Armenia and Azerbaijan reignited their decades-old conflict over Nagorno-Karabakh on September 27. The breakaway territory legally belongs to Azerbaijan but has been controlled by ethnic Armenian separatists since 1991, when they seized the region in a post-Soviet uprising. A three-year war followed the land grab, causing nearly 30,000 casualties. Armenian separatists governing Nagorno-Karabakh refer to it as the Republic of Artsakh, though Artsakh’s sovereignty is unrecognized by the international community, including Yerevan.

The unrest in the South Caucasus threatens to draw in regional powers Turkey and Russia. Ankara is an ally to majority Muslim Azerbaijan and its ethnically Turkic population, while Moscow has a strategic military alliance with majority Christian Armenia.

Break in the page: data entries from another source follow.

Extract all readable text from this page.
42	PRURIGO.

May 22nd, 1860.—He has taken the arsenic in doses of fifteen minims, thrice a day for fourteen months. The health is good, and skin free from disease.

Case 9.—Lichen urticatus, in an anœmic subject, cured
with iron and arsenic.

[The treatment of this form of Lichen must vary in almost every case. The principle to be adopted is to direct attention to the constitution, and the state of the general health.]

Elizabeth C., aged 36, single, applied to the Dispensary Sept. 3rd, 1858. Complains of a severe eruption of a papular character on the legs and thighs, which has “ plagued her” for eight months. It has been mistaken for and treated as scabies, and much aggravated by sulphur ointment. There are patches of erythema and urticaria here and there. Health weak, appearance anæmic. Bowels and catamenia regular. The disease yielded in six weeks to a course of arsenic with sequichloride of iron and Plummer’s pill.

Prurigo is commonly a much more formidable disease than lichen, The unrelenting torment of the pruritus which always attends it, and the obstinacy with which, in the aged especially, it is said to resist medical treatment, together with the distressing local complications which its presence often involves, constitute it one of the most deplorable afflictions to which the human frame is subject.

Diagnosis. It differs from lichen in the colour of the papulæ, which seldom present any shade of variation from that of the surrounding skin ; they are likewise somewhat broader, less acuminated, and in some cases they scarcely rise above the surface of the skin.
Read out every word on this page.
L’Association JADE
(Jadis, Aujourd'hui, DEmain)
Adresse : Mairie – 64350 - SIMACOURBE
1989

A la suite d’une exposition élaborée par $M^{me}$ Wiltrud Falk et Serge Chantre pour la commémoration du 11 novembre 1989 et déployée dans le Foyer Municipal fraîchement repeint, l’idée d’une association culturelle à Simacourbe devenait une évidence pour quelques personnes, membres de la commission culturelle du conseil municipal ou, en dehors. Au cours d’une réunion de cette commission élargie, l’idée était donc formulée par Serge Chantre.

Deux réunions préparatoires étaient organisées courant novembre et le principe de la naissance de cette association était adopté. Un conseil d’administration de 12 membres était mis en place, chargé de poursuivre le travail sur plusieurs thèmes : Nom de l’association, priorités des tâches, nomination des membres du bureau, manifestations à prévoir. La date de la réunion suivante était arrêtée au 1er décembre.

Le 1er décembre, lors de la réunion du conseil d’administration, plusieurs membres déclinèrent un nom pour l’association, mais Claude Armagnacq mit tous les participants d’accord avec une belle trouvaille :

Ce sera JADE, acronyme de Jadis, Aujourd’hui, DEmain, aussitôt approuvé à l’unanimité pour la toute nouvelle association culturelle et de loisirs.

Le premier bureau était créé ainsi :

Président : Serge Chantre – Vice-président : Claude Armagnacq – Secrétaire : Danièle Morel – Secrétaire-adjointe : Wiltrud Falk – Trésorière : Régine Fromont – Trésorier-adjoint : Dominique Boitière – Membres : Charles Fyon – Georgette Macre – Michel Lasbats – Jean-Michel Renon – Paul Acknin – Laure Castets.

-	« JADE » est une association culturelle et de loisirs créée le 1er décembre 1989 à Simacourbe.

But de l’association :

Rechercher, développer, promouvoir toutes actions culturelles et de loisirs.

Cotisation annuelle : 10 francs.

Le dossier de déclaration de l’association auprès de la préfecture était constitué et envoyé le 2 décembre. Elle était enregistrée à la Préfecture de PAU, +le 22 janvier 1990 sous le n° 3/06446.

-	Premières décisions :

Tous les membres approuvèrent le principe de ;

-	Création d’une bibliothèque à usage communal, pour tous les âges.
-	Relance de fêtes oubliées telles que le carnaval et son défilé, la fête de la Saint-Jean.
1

“Artsakh presidential spokesperson Vahram Poghosyan suspects the use of a Turkish F-16 bomber in that attack [on Stepanakert’s maternity ward on Wednesday],” according to the Armenian Weekly.

Yerevan last month accused Ankara of deploying a Turkish F-16 bomber to shoot down an Armenian SU-25 warplane on September 29, posting photos to an official online government platform on September 30 allegedly depicting the wreckage of the Armenian jet. Both Turkey and Azerbaijan denied Yerevan’s claims that a Turkish F-16 shot down an Armenian warplane.

In addition to the alleged air support, Yerevan accused Ankara on September 30 of sending Syrian mercenary fighters to Azerbaijan to bolster its ground forces in fighting against Armenia.